La sécurité des données est encore une question centrale en 2020, bien que le nouveau Règlement Général sur la Protection des données personnelles soit entrée en vigueur en 2018. En effet, garantir une protection maximale de ces données, ainsi que le respect de la vie privée des utilisateurs est un vrai challenge pour les entreprises et les organismes publics concernés. Parmi les nouvelles obligations prévues par cette loi, figure par exemple le principe d’accountability.

 

 

En quoi consiste ce principe ?

La Commission Nationale de l’Informatique et des Libertés de France le définit comme étant « l’obligation de mettre en œuvre des mécanismes et des procédures internes visant à démontrer le respect des règles relatives à la protection des données ». Il s’agit donc en gros des pratiques permettant d’assurer la protection des données à caractère personnel.

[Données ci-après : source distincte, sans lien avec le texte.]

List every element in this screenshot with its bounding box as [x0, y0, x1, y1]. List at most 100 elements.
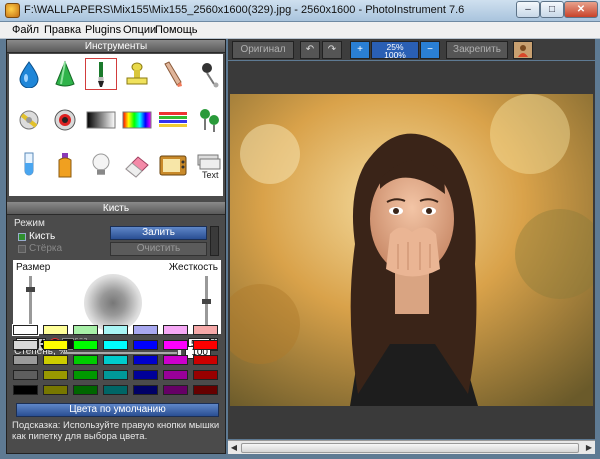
menu-options[interactable]: Опции	[123, 24, 156, 36]
color-swatch[interactable]	[73, 370, 98, 380]
bottle-icon[interactable]	[49, 150, 81, 182]
color-swatch[interactable]	[163, 385, 188, 395]
rainbow-icon[interactable]	[121, 104, 153, 136]
pin-icon[interactable]	[193, 58, 225, 90]
degree-slider[interactable]	[63, 352, 181, 354]
mode-erase-label: Стёрка	[29, 243, 63, 254]
color-swatch[interactable]	[43, 355, 68, 365]
color-swatch[interactable]	[73, 385, 98, 395]
window-title: F:\WALLPAPERS\Mix155\Mix155_2560x1600(32…	[24, 4, 465, 16]
scroll-right-icon[interactable]: ▶	[583, 442, 595, 454]
color-swatch[interactable]	[103, 370, 128, 380]
wrench-icon[interactable]	[13, 104, 45, 136]
pushpin-icon[interactable]	[193, 104, 225, 136]
color-swatch[interactable]	[43, 325, 68, 335]
eye-icon[interactable]	[49, 104, 81, 136]
original-button[interactable]: Оригинал	[232, 41, 294, 59]
photo-image	[230, 94, 593, 406]
color-swatch[interactable]	[193, 385, 218, 395]
brush-preview	[84, 274, 142, 332]
color-swatch[interactable]	[73, 355, 98, 365]
lines-icon[interactable]	[157, 104, 189, 136]
color-swatch[interactable]	[13, 385, 38, 395]
tools-grid: Text	[9, 54, 223, 196]
minimize-button[interactable]: –	[516, 1, 540, 18]
color-swatch[interactable]	[133, 370, 158, 380]
color-swatch[interactable]	[73, 340, 98, 350]
image-canvas[interactable]	[228, 61, 595, 439]
color-swatch[interactable]	[43, 340, 68, 350]
color-swatch[interactable]	[43, 385, 68, 395]
color-swatch[interactable]	[163, 325, 188, 335]
menu-file[interactable]: Файл	[12, 24, 39, 36]
menu-edit[interactable]: Правка	[44, 24, 81, 36]
size-slider[interactable]	[26, 276, 35, 326]
color-swatch[interactable]	[103, 385, 128, 395]
mini-scrollbar[interactable]	[210, 226, 219, 256]
water-drop-icon[interactable]	[13, 58, 45, 90]
maximize-button[interactable]: □	[540, 1, 564, 18]
eraser-stick-icon[interactable]	[157, 58, 189, 90]
scroll-left-icon[interactable]: ◀	[228, 442, 240, 454]
portrait-icon[interactable]	[513, 41, 533, 59]
color-swatch[interactable]	[133, 340, 158, 350]
color-swatch[interactable]	[12, 324, 39, 336]
color-swatch[interactable]	[73, 325, 98, 335]
color-swatch[interactable]	[103, 355, 128, 365]
brush-icon[interactable]	[85, 58, 117, 90]
mode-erase-option[interactable]: Стёрка	[18, 243, 62, 254]
color-swatch[interactable]	[133, 355, 158, 365]
top-toolbar: Оригинал ↶ ↷ + 25% 100% − Закрепить	[228, 39, 595, 60]
hardness-slider[interactable]	[202, 276, 211, 326]
menu-help[interactable]: Помощь	[155, 24, 198, 36]
hint-text: Подсказка: Используйте правую кнопки мыш…	[12, 420, 220, 442]
horizontal-scrollbar[interactable]: ◀ ▶	[228, 440, 595, 454]
color-swatch[interactable]	[193, 325, 218, 335]
tv-icon[interactable]	[157, 150, 189, 182]
brush-settings-box: Размер Жесткость	[13, 260, 221, 334]
mode-brush-label: Кисть	[29, 231, 56, 242]
color-swatch[interactable]	[103, 340, 128, 350]
app-icon	[5, 3, 20, 18]
color-swatch[interactable]	[163, 370, 188, 380]
eraser-icon[interactable]	[121, 150, 153, 182]
menu-plugins[interactable]: Plugins	[85, 24, 121, 36]
gradient-icon[interactable]	[85, 104, 117, 136]
color-swatch[interactable]	[43, 370, 68, 380]
color-swatch[interactable]	[13, 340, 38, 350]
clear-button[interactable]: Очистить	[110, 242, 207, 256]
radio-checked-icon	[18, 232, 26, 241]
color-swatch[interactable]	[103, 325, 128, 335]
zoom-out-icon[interactable]: −	[420, 41, 440, 59]
close-button[interactable]: ✕	[564, 1, 598, 18]
color-swatch[interactable]	[163, 340, 188, 350]
size-slider-thumb[interactable]	[26, 287, 35, 292]
redo-icon[interactable]: ↷	[322, 41, 342, 59]
green-cone-icon[interactable]	[49, 58, 81, 90]
color-swatch[interactable]	[193, 355, 218, 365]
fill-button[interactable]: Залить	[110, 226, 207, 240]
zoom-level[interactable]: 25% 100%	[371, 41, 419, 59]
stamp-icon[interactable]	[121, 58, 153, 90]
scrollbar-thumb[interactable]	[241, 443, 579, 453]
color-swatch[interactable]	[133, 385, 158, 395]
color-swatch[interactable]	[193, 340, 218, 350]
mode-label: Режим	[14, 218, 45, 229]
fix-button[interactable]: Закрепить	[446, 41, 508, 59]
size-label: Размер	[16, 262, 51, 273]
color-swatch[interactable]	[163, 355, 188, 365]
zoom-in-icon[interactable]: +	[350, 41, 370, 59]
color-swatch[interactable]	[133, 325, 158, 335]
color-swatch[interactable]	[13, 370, 38, 380]
hardness-slider-thumb[interactable]	[202, 299, 211, 304]
color-swatch[interactable]	[13, 355, 38, 365]
test-tube-icon[interactable]	[13, 150, 45, 182]
zoom-bottom-label: 100%	[384, 50, 406, 60]
bulb-icon[interactable]	[85, 150, 117, 182]
undo-icon[interactable]: ↶	[300, 41, 320, 59]
mode-brush-option[interactable]: Кисть	[18, 231, 55, 242]
color-swatch[interactable]	[193, 370, 218, 380]
brush-panel-header: Кисть	[7, 202, 225, 215]
default-colors-button[interactable]: Цвета по умолчанию	[16, 403, 219, 417]
text-stack-icon[interactable]: Text	[193, 150, 225, 182]
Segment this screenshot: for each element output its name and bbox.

L’accountability RGPD s’articule autour des principes suivants :

  • Prendre des mesures pour se mettre en conformité avec le RGPD : expliquer les finalités des opérations de traitement aux personnes concernées, respecter les délais de conservation, d’effacement…
  • Prouver que des mesures techniques ont été prises pour la sécurisation des données
  • Actualiser et améliorer ces mesures de façon continue.

 

 

Les différentes mesures à mettre en place

Pour respecter les droits et libertés des personnes physiques concernés par le RGPD, toute entité soumise au règlement doit :

  • Réduire la quantité et le type de données collectées
  • Traiter les données utiles selon les objectifs
  • Rester transparent et loyal sur les traitements de données
  • Respecter les délais de conservation
  • Pseudonymiser les données
  • Sécuriser les processus de collecte et de traitement
  • Désigner un Délégué à la protection des données ou DPO
  • Tenir des registres de traitement
  • Mettre en place des dispositions pour que les utilisateurs puissent faire exercer leurs droits (droit à l’oubli, droit d’accès…)
  • Encadrer les traitements opérés par les sous-traitants
  • Former et sensibiliser les salariés sur le RGPD
  • Mettre en place un système de suivi régulier et systématique au niveau de la protection des données.

 

 

Pourquoi le principe d’accountability a été mis en place ?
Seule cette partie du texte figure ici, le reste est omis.